Edited 1 time(s). Last edit at 02/28/21 18:31 by feclark.








Date: 02/28/21 16:53
Re: Sightseer Sunday - Rocky Mountaineer at Seddall and Lasha
Author: feclark

Chessie Wrote:
-------------------------------------------------------
> Standard EMD fuel tanks on most later four axles
> were 3600g and 2600g which I believe is what
> you're seeing here.  The profile of the tank is
> such that it is just about exactly 200g per linear
> foot. 

Thanks for the note of fuel tank capacities; I was thinking of the SD40-2 tank sizes. I see in Zuter's 1993 CP Rail book that the GP38-2 tank on those was 2,000 Imperial gallons, about 2,400 USG, a bit shy of your 2600 number. Scaling the length of the tanks in the broadside view makes the long one around 3,600, which would be around 3,000 Imperial gallons.
Fred



Date: 02/28/21 16:58
Re: Sightseer Sunday - Rocky Mountaineer at Seddall and Lasha
Author: feclark

A further note about the piles of flow debris that are stacked up by CN as they clear the tracks.

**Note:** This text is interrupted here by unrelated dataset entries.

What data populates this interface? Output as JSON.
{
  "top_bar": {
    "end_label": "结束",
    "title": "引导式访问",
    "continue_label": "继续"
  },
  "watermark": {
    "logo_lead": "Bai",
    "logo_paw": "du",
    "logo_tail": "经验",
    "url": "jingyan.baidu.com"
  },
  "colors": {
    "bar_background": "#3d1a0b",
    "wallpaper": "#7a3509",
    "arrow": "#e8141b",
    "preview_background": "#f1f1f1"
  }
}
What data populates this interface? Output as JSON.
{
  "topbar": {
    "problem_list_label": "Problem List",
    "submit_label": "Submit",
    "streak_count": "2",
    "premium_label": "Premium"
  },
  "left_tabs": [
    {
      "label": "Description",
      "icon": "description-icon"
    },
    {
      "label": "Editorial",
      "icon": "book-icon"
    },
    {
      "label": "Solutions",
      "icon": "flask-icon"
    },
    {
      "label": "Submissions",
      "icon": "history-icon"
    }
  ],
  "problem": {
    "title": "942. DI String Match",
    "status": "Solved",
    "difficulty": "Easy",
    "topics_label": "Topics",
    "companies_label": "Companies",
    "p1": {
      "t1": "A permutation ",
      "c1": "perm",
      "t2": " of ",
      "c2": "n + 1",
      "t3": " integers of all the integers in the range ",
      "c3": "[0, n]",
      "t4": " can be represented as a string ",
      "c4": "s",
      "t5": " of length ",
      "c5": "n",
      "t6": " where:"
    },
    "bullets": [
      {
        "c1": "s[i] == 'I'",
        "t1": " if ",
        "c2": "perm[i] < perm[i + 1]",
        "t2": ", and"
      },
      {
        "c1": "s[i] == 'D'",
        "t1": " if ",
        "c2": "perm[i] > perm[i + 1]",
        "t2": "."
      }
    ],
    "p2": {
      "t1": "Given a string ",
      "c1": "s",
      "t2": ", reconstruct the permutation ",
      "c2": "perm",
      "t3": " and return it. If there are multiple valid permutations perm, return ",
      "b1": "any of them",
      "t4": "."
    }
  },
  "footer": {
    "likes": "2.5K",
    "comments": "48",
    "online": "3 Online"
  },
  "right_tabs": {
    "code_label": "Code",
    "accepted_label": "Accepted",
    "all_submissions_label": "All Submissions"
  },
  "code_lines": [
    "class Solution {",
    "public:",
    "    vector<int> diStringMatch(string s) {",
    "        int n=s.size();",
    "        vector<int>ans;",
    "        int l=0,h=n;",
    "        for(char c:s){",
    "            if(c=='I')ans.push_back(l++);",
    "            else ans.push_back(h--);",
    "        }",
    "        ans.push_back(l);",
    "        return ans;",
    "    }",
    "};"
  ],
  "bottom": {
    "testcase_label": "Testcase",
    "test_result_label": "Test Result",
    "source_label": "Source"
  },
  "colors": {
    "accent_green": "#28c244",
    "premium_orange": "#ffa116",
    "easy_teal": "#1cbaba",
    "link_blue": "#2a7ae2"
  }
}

You'll occasionally see a foreman and crew out with a Pettibone or its equivalent clearing the tracks, but apparently they have to keep it on the ROW, and can't push it over the side to the river below. This is for environmental reasons; the rule-makers don't seem to understand that the debris would have made it to the river without the rails being there, so they are inadvertently starving the river of part of its normal sediment supply that would be part of the balance between erosion and sediment supply.